The other insight is a more contemporary one: the use of ‘home made’ content to accompany news broadcasts.  New bulletins are supported by Skype interviews, Twitter-quoted statements, mobile phone videos etc; the ability with which protagonists and commentators can participate and contribute to TV news is unprecedented. And, in my view, it will last.

2. People are spending more time on social media

Nielsen cites a 50x increase in the use of social media in the first quarter of the year, attributable to the COVID lock-down across the globe. According to the research firm, its metric of ‘social media buzz’ in the US jumped up from 0.4 million in January and 1.6 million in February to a staggering 20.3 million by March 24.

The countries in which coronavirus pandemic manifested in the second phase including Italy saw an 11% surge in the average mobile usage, while in India, audio streaming platforms witnessed a 42% spike in total time spent by users.  Facebook experienced a major surge in usage in countries that are hit hardest by the virus with a total messaging increase by more than 50%.

In Brazil, social media engagement (responses, reposts, likes etc) around health and Government-related sites increased a staggering 80% in March compared to January (and 25% more than the previous month).

Despite the growing popularity of video chat apps like Houseparty and Zoom, WhatsApp remains the undisputed king of ‘lock-down social’.  The largest spike was seen in Spain, where the amount of time spent on WhatsApp rose 76% following the country’s lock-down.  In China social media rivals like WeChat and Weibo have seen a 58% increase in usage as people continue to talk to friends and family from quarantine in their homes.

3. A surge in online news consumption

According to ComScore, the number of minutes spent by readers at news sites increased 46% from the same period ending a few days ago last year, and overall visits rose 57%, according to a study of more than a dozen general news websites.

The number of minutes spent by readers at news sites increased 46% from the same period ending a few days ago last year, and overall visits rose 57%, according to a study of more than a dozen general news websites by ComScore, a media measurement company.

According to ComScore, online news across Latin America channels saw a peak in activity in March as a direct result of the ‘COVID-19’ effect.  Other data from Brazil, for instance, confirms the relative confidence citizens associate with reputable, online news channels in times of crisis; TV and (online) newspapers top the credibility lists (according to 61% and 56% of Brazilians, followed by radio (50%) and online news sites (38%).  These numbers compare with just 12% who enjoy similar of trust with social media.

Other research from another analytics company, Parse.ly, suggested that the pandemic directly led to a 60% increase in viewership for online news publishers.

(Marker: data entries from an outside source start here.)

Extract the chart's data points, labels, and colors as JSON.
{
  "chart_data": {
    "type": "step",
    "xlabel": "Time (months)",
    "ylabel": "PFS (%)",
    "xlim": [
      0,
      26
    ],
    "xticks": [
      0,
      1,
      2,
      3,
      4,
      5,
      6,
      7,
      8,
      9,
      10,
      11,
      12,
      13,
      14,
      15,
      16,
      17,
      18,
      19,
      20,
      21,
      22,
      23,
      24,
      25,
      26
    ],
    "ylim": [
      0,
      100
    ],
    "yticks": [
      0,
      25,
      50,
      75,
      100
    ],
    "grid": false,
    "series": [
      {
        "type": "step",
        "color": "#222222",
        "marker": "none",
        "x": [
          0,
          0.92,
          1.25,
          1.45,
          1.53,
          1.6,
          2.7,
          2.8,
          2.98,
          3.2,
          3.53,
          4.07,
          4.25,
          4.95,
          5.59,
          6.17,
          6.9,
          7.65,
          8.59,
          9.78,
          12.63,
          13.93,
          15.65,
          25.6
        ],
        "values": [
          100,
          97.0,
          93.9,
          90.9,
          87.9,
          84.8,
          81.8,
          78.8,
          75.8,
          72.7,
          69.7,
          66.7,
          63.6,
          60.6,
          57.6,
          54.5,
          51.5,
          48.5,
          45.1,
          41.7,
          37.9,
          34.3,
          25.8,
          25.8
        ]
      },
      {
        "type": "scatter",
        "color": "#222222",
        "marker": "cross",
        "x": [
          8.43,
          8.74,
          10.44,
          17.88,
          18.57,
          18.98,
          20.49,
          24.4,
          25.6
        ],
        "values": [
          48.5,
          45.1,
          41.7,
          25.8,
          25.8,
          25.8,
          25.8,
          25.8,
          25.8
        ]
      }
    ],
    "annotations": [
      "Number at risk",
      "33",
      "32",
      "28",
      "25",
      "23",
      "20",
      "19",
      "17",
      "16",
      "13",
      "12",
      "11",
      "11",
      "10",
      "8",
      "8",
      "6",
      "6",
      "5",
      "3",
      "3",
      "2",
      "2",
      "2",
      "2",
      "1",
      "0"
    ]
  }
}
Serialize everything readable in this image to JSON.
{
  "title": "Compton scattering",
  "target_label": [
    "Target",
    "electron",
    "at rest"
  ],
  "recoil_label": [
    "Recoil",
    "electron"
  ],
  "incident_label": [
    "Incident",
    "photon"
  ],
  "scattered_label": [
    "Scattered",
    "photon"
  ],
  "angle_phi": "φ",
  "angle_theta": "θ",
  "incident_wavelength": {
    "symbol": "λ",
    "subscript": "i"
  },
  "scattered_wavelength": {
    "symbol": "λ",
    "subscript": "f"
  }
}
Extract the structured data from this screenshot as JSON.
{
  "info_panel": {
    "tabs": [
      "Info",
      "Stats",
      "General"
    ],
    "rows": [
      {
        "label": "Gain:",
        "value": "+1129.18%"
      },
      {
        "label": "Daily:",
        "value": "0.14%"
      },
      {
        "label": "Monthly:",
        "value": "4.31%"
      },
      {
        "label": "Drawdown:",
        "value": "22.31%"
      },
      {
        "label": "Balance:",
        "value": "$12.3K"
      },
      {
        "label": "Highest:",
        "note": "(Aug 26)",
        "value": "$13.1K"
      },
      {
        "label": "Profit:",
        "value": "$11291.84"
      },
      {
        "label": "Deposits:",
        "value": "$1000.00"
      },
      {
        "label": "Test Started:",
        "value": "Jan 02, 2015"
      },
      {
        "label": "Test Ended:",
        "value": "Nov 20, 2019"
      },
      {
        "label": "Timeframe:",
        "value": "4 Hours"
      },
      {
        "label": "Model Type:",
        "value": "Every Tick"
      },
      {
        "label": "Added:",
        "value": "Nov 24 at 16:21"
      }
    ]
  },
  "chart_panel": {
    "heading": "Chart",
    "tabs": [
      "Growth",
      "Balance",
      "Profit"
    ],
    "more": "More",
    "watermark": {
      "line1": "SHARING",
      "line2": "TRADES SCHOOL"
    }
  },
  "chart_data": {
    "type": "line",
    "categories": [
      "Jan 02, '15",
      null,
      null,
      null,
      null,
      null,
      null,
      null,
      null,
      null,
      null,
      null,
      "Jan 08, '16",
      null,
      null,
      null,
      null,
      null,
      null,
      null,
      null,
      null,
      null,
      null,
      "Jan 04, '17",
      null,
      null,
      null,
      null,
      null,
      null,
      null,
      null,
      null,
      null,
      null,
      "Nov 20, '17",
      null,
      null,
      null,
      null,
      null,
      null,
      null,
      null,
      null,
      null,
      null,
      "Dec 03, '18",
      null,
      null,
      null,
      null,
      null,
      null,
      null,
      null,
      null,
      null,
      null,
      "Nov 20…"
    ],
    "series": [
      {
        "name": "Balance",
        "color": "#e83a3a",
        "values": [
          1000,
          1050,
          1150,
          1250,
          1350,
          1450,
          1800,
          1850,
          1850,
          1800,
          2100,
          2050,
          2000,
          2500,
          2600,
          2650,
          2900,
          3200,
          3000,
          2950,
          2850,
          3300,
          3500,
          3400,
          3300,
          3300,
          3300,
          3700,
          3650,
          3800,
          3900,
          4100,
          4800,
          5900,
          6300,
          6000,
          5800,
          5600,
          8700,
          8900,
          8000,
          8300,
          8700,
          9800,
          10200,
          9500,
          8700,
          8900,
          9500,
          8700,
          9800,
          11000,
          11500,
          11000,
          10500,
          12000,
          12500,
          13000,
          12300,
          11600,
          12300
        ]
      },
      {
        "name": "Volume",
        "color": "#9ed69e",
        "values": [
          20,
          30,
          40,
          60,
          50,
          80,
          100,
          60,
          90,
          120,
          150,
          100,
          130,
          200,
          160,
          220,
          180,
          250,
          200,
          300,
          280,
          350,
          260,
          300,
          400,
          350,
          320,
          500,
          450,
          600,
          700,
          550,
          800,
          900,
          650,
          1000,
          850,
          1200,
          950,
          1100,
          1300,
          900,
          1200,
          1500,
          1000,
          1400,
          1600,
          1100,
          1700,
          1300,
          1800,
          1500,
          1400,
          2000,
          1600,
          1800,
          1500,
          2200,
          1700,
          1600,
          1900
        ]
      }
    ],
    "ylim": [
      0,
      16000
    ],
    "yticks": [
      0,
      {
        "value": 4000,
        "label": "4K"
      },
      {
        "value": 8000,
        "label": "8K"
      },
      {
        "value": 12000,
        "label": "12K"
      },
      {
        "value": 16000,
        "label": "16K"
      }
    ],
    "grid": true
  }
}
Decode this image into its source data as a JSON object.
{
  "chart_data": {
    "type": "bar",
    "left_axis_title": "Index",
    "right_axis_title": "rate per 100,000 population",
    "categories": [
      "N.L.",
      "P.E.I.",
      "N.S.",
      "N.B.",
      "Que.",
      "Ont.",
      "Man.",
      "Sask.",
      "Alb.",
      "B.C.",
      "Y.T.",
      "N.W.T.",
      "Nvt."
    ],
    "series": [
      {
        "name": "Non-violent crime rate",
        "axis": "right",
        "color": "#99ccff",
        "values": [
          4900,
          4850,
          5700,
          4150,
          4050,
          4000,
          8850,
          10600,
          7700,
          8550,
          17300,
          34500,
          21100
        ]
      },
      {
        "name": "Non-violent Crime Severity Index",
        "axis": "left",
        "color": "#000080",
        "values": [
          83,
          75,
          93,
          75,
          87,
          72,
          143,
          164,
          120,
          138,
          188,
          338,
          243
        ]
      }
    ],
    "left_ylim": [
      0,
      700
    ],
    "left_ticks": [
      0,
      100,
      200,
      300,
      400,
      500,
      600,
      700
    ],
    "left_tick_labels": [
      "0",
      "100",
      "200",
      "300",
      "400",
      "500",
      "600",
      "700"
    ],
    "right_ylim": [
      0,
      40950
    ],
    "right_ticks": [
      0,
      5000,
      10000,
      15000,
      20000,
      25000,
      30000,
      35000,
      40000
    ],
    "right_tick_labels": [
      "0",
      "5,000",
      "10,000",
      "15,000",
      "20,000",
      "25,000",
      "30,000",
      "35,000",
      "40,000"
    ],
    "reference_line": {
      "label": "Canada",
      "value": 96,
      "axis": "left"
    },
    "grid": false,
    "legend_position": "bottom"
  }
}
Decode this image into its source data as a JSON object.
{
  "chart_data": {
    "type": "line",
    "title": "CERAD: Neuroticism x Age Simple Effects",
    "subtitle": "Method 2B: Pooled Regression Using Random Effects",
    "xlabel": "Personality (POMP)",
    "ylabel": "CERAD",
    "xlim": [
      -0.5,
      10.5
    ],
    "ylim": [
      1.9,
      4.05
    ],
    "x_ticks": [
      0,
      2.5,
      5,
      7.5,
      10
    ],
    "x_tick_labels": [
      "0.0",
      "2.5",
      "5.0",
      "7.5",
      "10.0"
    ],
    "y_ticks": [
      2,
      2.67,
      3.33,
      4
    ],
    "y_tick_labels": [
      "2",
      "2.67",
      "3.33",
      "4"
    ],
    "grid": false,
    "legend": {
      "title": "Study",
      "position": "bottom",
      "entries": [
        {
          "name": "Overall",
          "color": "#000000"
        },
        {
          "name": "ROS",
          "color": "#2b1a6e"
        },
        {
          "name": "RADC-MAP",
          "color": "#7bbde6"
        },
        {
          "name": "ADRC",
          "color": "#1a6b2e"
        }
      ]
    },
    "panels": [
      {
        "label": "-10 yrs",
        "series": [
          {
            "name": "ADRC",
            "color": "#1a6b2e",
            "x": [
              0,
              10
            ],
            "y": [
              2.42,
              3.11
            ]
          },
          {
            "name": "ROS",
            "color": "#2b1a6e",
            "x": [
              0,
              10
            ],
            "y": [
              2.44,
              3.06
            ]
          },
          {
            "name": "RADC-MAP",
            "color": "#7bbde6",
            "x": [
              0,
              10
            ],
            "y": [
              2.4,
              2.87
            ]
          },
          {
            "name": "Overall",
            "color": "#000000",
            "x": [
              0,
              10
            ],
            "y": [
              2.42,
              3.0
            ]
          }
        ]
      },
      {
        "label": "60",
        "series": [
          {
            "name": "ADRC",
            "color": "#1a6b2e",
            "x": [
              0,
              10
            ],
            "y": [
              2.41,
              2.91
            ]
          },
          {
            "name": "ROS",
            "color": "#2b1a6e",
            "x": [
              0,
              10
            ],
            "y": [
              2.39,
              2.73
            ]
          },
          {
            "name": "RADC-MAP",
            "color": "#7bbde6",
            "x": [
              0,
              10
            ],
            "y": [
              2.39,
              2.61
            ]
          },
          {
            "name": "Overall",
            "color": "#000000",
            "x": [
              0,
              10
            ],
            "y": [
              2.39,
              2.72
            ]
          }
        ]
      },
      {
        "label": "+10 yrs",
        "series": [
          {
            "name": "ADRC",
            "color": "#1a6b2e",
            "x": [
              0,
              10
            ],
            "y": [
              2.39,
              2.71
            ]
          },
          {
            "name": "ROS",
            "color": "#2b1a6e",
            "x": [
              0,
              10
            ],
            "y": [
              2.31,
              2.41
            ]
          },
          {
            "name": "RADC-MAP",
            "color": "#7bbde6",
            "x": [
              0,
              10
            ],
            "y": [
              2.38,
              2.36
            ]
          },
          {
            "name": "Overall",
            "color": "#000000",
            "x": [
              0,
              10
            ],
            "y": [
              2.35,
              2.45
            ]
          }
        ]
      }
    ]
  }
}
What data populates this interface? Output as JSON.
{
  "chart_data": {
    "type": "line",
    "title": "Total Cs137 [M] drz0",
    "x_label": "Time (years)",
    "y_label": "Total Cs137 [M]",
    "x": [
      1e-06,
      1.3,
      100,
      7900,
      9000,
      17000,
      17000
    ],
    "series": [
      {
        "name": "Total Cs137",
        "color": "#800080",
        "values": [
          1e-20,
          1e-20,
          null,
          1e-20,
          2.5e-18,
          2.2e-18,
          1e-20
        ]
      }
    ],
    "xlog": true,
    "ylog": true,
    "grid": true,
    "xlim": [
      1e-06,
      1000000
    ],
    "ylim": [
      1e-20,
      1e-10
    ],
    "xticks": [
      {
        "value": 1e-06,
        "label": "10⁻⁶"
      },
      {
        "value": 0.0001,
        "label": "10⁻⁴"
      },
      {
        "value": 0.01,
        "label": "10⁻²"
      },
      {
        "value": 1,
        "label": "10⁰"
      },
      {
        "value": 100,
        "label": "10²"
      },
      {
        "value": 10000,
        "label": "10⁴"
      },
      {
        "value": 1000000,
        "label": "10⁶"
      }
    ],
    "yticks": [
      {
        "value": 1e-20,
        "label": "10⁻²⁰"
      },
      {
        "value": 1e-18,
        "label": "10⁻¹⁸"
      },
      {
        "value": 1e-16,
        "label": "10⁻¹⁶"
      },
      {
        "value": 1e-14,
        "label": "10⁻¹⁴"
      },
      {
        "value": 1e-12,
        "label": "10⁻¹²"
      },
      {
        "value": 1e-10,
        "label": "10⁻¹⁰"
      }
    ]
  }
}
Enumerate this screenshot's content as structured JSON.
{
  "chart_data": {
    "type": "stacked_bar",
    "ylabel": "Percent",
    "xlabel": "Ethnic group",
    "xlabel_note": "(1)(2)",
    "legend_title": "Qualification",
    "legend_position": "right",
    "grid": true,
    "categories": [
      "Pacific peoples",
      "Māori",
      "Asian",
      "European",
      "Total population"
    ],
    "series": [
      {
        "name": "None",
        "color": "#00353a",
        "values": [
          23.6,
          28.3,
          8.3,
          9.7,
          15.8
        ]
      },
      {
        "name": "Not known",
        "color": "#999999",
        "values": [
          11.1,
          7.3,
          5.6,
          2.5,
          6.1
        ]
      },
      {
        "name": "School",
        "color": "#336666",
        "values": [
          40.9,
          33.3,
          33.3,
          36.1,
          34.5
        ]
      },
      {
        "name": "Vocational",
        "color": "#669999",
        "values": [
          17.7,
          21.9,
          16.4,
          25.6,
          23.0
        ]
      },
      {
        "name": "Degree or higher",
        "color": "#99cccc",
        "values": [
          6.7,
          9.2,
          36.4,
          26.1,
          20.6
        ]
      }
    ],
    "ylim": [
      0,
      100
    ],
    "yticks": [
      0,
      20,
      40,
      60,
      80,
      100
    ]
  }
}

COVID-19 coverage is no doubt driving the surge, according to Parse.ly, as content explicitly mentioning coronavirus now comprises up to 15% of daily Web traffic. For contrast, 2020 election coverage was 15 times smaller than Coronavirus-related content views between the March 6-12 period.

Our communications landscape has changed; and not merely for the duration of this pandemic.  The precise details of these impacts are still being played out, but I believe that the resurgence of TV broadcast and use of ‘home’ content, the emergence of ‘home’ influencers (genuine experts, as opposed to celebrities – let’s see where COVID-19 leaves the Hollywood driven anti-vax movement), and the replacement of print media with online news will be here to stay.

This is my therapy; imagining a World post-COVID-19.  PR firms and commutators who recognize and adapt to these shifts will be best placed to prosper.